Learning to Trust

Strahan Coleman is a writer, award-winning musician, and pray-er with a desire to help others grow deeper in communion with God. Through his ministry Commoners Communion, he has released two prayer books, run spiritual retreats and online schools, and works one-on-one with people through spiritual direction. Strahan has three young boys and lives by the beach in Tairua, Coromandel with his wife Katie where he is currently finishing his first non-fiction work on prayer.


All my dreams and unmet hopes,
They are not lost on your great love,
What makes me ache,
What I thought would be,
You’ll not forget,
You set them free.

You’re sowing newness into my death,
You’re bringing joy back to my step,
I’m dancing freely out on this ledge.
I trust you Lord, I trust you, Lord.

You are flowing like a river,
Gathering my tears up,
Calling me to hope.
You are vanquishing my sorrow,
Healing my tomorrow,
Healing me with love.

“Trust”, Strahan Coleman, 2020

Songs, like the psalms, can speak to the strange dichotomies of human existence. They can guide us in the art of feeling the pain and angst of a world out of control while simultaneously pulling us into a world in which that pain no longer rules. They can help us carry the tension viscerally and to feel the future—or an alternative world—rather than rationalise it. They can give us vision.

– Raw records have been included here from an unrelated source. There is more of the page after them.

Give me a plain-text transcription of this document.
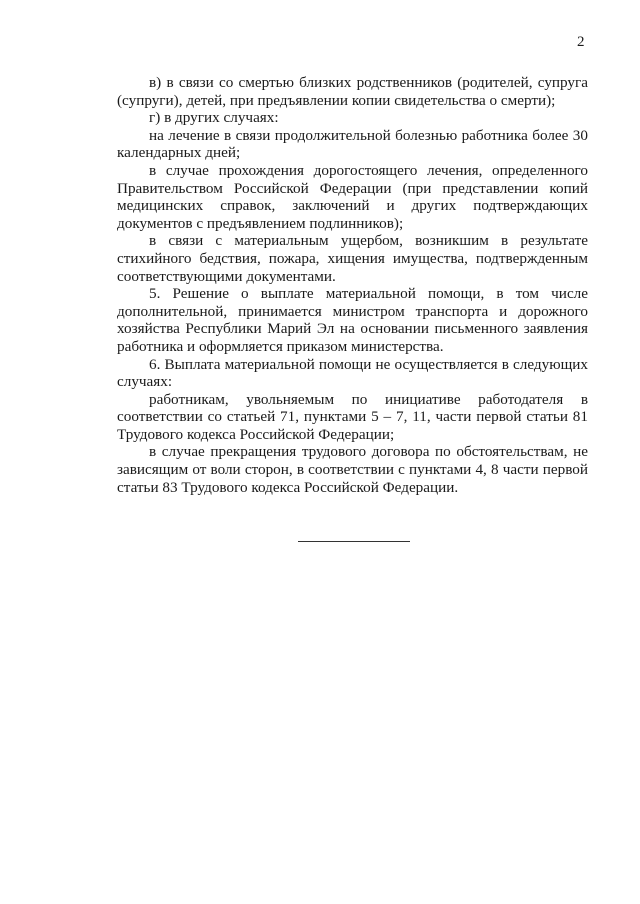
2

в) в связи со смертью близких родственников (родителей, супруга (супруги), детей, при предъявлении копии свидетельства о смерти);

г) в других случаях:

на лечение в связи продолжительной болезнью работника более 30 календарных дней;

в случае прохождения дорогостоящего лечения, определенного Правительством Российской Федерации (при представлении копий медицинских справок, заключений и других подтверждающих документов с предъявлением подлинников);

в связи с материальным ущербом, возникшим в результате стихийного бедствия, пожара, хищения имущества, подтвержденным соответствующими документами.

5. Решение о выплате материальной помощи, в том числе дополнительной, принимается министром транспорта и дорожного хозяйства Республики Марий Эл на основании письменного заявления работника и оформляется приказом министерства.

6. Выплата материальной помощи не осуществляется в следующих случаях:

работникам, увольняемым по инициативе работодателя в соответствии со статьей 71, пунктами 5 – 7, 11, части первой статьи 81 Трудового кодекса Российской Федерации;

в случае прекращения трудового договора по обстоятельствам, не зависящим от воли сторон, в соответствии с пунктами 4, 8 части первой статьи 83 Трудового кодекса Российской Федерации.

One might even go so far as to say that’s what prophecy is too. Not just prediction but an actual inhabiting of the future we’re hoping for—the art of living backwards from a better world into the one we’re living in now, not because we can rationalise it nor because we can personally achieve it but because through the mystery of faith we’re able to embody it. When I believe in a world where love is fully at the centre, I can become the person that makes that a reality. Songs invite us to feel and to believe that in a unique way.

I was full of all this when I wrote “Trust”. A number of years of chronic sickness had been shrinking the walls around me and taking with it one of my longest-held dreams and callings—music. After travelling the world, recording albums, and seeing God move powerfully through my live shows for over half a decade, I was slowly becoming homebound and, even worse, too fatigued to write and sing. What had for my whole life been my “thin place”—as the Celts would say—was now becoming thick with struggle. Songs became a reminder of what wasn’t, what couldn’t be, what God was silent on. What had been a special gift was now becoming a divine sticking point. It was all dying an early death, and I didn’t know how to imagine a different future or a God who would allow that to happen.

But something else was going on in those years, right where I wasn’t looking. I was accidentally rediscovering God. After enough months of God staying silent on my biggest question, “Why is this happening?”, I began to ask, “Who are you, really?” And, as I gave up my strangling grip on what I thought my life should be, I started seeing more clearly how much I’d layered my own ambitions and expectations over God’s. What was dying in my life wasn’t God or his promises, it was my assumptions and ambition. That tomb became Christ’s arrival point. God began to fill the space where the stink of life’s death had permeated. I wanted God to heal me so I could move on, but resurrection was taking place during my death, not instead of it.

In reality, the kingdom of heaven is one of simultaneous death and resurrection. It’s here, but it’s springing up amidst a chaotic world—a world of death. We’d love a tidy gospel of clean endings and tidy beginnings, but, more often than not, we see both inhabit messy space together. We live in the twilight of the ages, says the author of Romans (13:12): the dark is receding, but it’s not fully light yet either.

All of that can sound romantic until you lose your ability to sing when it’s your entire world, or a loved one dies of cancer, when a pandemic smashes your best-laid plans, or it just seems the world is combusting around you. I wrote this song facing that world, not denying my anguish and the deaths in my life but not letting death own the story either. I had to find a way to sing both at the same time—to pray upward from grief.

In my years of sickness, which are ongoing, I’ve learned this art of keeping a watchful eye for newness, for celebrating all kinds of little resurrections amidst the many crucifixions. By swapping my “why” question for a “who” one, I discovered a deeper and richer God and a deeper and richer life. Wonder flooded in. God became so much more to me than answer giver. He became my friend. I would sell my career off again a million times over for that gift, even though it hurt like hell to receive it. That, for me, is what the art of living in uncertain times is about. It’s about putting down for a moment what we want or think should be to look for what is and for the God who doesn’t apologise for outworking his better-laid plans. It’s an opportunity for us to swap our “why” questions for “who” ones. That’s trust. It’s saying: I see your death, and I raise you the hope of resurrection, future and present. That’s faith as well, dancing on the ledge of uncertainty with the dangerous joy that God is already arriving—whether we can quite see it yet or not.